Lahera, G. (2024). Las palabras de la bestia hermosa.


Introducción

El trastorno bipolar es un trastorno del estado de ánimo caracterizado por episodios recurrentes de manía, hipomanía y depresión, que impactan significativamente en la calidad de vida de quienes lo padecen. Afecta aproximadamente al 2-3% de la población adulta mundial, y suele manifestarse entre los 20 y los 30 años, aunque puede diagnosticarse en edades más avanzadas (Grande et al., 2016).

Entre los síntomas más comunes de la manía se incluyen el aumento de la energía, el optimismo desmedido y comportamientos impulsivos, mientras que la depresión bipolar puede presentarse con una tristeza profunda, pérdida de interés en actividades y fatiga extrema. Estas fluctuaciones emocionales, si no se tratan adecuadamente, pueden derivar en dificultades laborales, familiares y sociales, aumentando también el riesgo de comorbilidades psiquiátricas, como el abuso de sustancias (Berk et al., 2020).

Los avances en neurociencia han mejorado la comprensión de las bases biológicas del trastorno bipolar, destacándose el desequilibrio en neurotransmisores como la dopamina y la serotonina. Además, estudios recientes subrayan la importancia de factores genéticos y ambientales en el desarrollo de este trastorno, destacando la relevancia del apoyo familiar y las intervenciones psicosociales (Carvalho et al., 2020).

El tratamiento del trastorno bipolar combina intervenciones farmacológicas, como los estabilizadores del estado de ánimo y antipsicóticos, junto con terapias psicológicas, especialmente la terapia cognitivo-conductual (TCB). Según Miklowitz et al. (2021), la TCB ha demostrado ser eficaz para reducir la recurrencia de episodios y mejorar la adherencia al tratamiento. La detección temprana y un enfoque multidisciplinario son esenciales para lograr un manejo efectivo y mejorar el pronóstico a largo plazo.


Manifestaciones Clínicas

El trastorno bipolar se caracteriza por episodios de manía, hipomanía y depresión que alternan con períodos de eutimia. Este trastorno impacta profundamente la vida de las personas, quienes pasan aproximadamente el 50 % de su tiempo en estados depresivos y un 11 % en síntomas maníacos o hipomaníacos (Post et al., 2003).

Un episodio maníaco, según el DSM-5, implica un estado de ánimo anormalmente elevado, expansivo o irritable, con un aumento persistente de energía que dura al menos una semana.

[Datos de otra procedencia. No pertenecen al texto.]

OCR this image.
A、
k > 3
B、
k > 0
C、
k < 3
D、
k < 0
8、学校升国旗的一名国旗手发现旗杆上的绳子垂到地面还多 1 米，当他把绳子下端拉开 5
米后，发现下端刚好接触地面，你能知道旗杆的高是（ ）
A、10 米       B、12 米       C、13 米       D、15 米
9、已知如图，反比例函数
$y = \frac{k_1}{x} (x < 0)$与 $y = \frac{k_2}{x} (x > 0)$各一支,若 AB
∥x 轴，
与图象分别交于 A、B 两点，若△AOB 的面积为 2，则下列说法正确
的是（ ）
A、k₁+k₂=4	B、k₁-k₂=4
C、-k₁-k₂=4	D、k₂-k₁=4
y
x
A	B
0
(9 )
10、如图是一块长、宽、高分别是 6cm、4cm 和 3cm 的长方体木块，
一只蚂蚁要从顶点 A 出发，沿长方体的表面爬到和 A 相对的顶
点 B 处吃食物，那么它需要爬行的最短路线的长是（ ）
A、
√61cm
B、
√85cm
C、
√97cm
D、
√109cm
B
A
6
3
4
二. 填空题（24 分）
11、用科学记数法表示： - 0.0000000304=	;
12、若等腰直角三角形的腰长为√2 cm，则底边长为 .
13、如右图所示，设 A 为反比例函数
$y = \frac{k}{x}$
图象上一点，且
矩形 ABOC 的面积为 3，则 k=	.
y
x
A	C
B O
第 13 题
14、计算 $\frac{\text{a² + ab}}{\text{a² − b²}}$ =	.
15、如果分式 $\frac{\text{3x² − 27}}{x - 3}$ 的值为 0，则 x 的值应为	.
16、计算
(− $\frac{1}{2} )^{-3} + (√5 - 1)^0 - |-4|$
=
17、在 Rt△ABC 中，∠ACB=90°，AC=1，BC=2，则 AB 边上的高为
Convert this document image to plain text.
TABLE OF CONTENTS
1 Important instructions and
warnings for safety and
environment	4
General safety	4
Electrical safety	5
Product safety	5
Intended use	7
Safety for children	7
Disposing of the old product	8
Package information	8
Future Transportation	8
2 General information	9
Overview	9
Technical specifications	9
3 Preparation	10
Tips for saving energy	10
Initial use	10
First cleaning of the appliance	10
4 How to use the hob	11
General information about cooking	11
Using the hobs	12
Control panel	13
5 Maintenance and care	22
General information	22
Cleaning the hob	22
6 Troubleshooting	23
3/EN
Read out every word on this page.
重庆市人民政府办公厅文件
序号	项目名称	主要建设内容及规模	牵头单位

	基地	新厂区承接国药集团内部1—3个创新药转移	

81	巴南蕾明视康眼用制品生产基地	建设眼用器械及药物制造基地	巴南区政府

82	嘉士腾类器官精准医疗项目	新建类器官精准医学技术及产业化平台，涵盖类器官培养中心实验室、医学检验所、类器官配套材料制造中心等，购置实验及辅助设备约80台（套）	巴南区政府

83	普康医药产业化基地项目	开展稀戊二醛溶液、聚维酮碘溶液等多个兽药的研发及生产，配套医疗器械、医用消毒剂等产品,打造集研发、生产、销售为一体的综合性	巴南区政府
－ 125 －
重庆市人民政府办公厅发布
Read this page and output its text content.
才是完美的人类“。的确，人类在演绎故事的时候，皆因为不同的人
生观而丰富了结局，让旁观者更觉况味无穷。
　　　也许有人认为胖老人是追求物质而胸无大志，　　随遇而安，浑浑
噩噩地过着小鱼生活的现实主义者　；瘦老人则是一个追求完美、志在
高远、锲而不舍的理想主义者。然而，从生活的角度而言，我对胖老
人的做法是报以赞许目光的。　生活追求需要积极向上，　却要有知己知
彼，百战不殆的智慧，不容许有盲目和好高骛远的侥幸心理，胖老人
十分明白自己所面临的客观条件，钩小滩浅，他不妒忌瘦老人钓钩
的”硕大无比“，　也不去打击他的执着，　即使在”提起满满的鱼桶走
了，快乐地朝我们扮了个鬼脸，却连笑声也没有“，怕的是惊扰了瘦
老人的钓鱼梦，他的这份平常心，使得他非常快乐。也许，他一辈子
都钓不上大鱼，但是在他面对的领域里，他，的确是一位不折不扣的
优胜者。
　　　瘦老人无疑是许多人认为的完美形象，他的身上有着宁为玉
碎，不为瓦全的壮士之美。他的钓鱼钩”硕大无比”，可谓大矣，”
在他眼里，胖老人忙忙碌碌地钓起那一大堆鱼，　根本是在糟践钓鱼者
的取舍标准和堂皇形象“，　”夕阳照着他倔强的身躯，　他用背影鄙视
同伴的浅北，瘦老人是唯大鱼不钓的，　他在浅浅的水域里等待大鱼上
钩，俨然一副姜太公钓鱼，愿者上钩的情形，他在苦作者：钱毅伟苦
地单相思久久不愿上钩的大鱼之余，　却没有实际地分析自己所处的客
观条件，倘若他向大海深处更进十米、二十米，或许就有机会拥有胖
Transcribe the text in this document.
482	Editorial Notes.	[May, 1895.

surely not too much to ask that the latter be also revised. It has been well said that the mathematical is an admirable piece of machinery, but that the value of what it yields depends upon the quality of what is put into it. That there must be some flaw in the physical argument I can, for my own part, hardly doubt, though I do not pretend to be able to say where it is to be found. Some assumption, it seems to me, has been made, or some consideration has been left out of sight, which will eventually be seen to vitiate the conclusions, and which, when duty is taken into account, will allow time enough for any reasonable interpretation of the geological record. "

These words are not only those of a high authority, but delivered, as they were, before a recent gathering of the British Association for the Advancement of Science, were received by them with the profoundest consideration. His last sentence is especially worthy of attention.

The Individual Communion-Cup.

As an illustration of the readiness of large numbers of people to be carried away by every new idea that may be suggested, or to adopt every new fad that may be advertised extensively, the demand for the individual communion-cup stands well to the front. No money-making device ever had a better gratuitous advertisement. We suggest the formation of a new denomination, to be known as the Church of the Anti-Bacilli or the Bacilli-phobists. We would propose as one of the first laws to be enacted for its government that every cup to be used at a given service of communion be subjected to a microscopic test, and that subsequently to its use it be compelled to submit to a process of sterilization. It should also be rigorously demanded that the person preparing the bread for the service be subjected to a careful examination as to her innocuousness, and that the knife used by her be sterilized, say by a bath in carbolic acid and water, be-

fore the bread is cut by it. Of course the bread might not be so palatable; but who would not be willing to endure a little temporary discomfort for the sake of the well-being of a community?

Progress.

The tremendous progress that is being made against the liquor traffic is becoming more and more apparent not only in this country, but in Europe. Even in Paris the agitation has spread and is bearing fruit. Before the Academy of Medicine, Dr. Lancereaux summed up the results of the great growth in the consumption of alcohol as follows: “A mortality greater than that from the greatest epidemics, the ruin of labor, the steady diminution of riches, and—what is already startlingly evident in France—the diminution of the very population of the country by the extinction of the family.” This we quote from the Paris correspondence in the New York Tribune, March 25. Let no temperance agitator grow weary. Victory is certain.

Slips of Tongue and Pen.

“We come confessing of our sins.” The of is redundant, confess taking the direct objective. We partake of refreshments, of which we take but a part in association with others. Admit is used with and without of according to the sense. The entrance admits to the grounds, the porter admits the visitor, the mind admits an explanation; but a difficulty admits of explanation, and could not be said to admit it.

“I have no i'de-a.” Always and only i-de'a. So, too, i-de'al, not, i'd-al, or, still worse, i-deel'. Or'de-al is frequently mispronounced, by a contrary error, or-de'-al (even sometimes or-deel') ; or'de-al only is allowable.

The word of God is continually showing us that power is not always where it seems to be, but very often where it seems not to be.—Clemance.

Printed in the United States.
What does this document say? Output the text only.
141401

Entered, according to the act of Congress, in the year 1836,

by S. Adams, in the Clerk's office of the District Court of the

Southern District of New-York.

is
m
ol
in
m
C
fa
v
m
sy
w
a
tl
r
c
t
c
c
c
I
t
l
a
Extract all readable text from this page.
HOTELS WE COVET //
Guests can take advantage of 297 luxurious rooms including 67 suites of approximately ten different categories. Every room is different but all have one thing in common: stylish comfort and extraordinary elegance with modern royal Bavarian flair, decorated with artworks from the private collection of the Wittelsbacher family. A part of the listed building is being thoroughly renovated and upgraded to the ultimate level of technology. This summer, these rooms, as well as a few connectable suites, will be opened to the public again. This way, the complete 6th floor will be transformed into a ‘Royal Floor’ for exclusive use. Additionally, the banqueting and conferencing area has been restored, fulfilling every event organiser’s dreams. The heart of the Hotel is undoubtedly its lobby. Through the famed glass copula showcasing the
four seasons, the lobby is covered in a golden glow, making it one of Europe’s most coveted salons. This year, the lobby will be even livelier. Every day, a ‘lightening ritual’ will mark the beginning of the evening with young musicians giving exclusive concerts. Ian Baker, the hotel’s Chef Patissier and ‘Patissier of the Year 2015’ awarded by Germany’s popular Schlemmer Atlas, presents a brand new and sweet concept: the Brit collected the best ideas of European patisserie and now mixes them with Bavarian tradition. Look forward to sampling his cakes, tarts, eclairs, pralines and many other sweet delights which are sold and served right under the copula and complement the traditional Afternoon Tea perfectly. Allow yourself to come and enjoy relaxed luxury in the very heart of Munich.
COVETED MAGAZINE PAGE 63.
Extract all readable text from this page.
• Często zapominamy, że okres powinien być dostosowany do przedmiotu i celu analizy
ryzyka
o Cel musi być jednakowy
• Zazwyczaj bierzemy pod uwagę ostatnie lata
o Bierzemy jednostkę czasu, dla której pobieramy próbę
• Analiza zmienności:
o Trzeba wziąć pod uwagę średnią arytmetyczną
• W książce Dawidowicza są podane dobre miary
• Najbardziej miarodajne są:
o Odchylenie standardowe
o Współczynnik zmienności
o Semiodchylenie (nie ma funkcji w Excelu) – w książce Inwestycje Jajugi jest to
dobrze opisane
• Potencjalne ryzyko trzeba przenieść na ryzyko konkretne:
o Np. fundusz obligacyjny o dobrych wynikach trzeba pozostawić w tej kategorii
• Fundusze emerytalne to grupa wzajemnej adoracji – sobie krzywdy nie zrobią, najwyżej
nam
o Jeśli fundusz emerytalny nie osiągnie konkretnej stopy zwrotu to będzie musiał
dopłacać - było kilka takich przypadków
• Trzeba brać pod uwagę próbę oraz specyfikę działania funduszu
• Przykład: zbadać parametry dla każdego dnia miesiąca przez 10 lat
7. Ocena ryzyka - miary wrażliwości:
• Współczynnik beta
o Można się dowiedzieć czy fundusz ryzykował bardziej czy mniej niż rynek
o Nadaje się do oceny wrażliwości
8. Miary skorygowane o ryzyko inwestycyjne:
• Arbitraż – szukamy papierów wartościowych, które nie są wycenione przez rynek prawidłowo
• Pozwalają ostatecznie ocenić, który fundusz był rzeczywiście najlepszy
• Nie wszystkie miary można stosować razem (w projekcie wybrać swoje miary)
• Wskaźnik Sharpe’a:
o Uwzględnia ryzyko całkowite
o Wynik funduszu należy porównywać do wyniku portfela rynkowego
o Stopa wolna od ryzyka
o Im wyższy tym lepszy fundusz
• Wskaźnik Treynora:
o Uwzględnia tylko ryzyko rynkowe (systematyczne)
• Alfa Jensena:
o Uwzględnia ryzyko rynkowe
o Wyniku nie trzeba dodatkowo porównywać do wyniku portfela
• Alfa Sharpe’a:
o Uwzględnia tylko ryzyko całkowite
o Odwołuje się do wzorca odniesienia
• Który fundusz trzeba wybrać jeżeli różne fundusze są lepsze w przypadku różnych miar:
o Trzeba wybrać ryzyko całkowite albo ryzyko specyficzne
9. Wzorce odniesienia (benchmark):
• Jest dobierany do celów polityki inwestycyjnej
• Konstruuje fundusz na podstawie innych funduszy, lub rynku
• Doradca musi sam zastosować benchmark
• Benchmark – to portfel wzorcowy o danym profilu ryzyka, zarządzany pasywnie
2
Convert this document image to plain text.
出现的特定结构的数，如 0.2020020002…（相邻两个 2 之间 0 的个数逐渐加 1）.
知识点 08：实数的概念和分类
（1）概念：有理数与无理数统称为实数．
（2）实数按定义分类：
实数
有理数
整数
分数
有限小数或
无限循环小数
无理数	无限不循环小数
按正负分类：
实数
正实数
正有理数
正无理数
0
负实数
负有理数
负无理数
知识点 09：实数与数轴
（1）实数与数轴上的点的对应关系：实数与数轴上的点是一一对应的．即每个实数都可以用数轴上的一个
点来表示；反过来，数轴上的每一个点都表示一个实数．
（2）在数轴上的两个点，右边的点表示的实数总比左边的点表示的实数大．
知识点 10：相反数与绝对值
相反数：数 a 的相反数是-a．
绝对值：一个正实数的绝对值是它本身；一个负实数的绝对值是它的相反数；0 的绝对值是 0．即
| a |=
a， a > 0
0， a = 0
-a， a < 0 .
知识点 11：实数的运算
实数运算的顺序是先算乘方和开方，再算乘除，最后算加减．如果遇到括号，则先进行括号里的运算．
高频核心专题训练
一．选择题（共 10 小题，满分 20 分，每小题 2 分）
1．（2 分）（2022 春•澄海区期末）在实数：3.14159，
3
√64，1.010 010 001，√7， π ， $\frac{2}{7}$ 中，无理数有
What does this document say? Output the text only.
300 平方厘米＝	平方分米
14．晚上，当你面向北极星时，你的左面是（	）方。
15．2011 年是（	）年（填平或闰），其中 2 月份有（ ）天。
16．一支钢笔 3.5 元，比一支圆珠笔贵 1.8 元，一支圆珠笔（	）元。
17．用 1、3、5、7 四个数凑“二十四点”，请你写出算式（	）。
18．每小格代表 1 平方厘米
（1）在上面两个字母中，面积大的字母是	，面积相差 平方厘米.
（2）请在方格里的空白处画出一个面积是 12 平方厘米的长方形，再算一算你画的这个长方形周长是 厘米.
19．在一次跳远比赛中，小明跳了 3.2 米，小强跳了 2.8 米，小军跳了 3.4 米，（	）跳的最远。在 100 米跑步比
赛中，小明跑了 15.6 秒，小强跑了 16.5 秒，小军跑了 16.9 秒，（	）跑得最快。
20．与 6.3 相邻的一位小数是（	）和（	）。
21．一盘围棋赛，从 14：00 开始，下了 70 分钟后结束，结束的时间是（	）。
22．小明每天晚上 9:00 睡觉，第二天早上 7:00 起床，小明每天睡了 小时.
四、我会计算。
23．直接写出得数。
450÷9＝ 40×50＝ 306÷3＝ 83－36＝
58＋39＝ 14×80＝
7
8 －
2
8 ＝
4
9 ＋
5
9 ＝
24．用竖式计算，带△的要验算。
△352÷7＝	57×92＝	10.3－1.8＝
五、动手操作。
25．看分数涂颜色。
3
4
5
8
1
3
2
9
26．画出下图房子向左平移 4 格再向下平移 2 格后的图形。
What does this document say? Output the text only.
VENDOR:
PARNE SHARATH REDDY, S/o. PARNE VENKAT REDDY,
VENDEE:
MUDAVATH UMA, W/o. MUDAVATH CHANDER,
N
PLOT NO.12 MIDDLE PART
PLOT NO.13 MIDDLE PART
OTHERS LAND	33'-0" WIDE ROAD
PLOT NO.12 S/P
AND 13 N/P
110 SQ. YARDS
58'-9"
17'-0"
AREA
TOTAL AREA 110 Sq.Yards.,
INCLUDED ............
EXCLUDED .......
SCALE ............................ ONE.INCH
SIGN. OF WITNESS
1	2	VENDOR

Durante este período, se presentan al menos tres síntomas principales, como: fuga de ideas, autoestima aumentada, disminución de la necesidad de dormir o conductas impulsivas, lo que puede llevar a consecuencias negativas significativas. Este estado genera un deterioro significativo en las áreas social o laboral (Grande et al., 2016). Por otro lado, los episodios hipomaníacos son similares, pero con una duración mínima de cuatro días y menos gravedad, sin afectar de manera crítica el funcionamiento diario.

En contraste, un episodio de depresión mayor está marcado por al menos cinco síntomas durante un período de dos semanas, siendo los más comunes el estado de ánimo deprimido, falta de interés o placer, insomnio o fatiga constante. Otros síntomas incluyen sentimientos de inutilidad, dificultad para concentrarse o pensamientos suicidas (American Psychiatric Association, 2013). Estas alteraciones causan un deterioro social o laboral significativo.

Winokur (1989) subrayó que menos del 15 % de los pacientes experimentan un único episodio, con recaídas que oscilan entre 7 y 22 episodios a lo largo de la vida (Gitlin et al., 1995). Un enfoque multidisciplinario, que combine farmacoterapia y apoyo psicoterapéutico, resulta esencial para manejar estos episodios y mejorar el pronóstico a largo plazo.


Clasificación

El trastorno bipolar se clasifica en tres subtipos principales, según el DSM-5, basados en la naturaleza y frecuencia de los episodios maníacos, hipomaníacos y depresivos. Cada tipo tiene características únicas que determinan su impacto en la vida del paciente.

El trastorno bipolar tipo I se diagnostica cuando se cumplen los criterios para al menos un episodio maníaco. Aunque estos episodios pueden estar precedidos o seguidos por episodios hipomaníacos o de depresión mayor, el episodio maníaco es el criterio definitorio principal. Este subtipo suele presentar un deterioro significativo en el funcionamiento social y laboral debido a la severidad de los episodios (Grande et al., 2016).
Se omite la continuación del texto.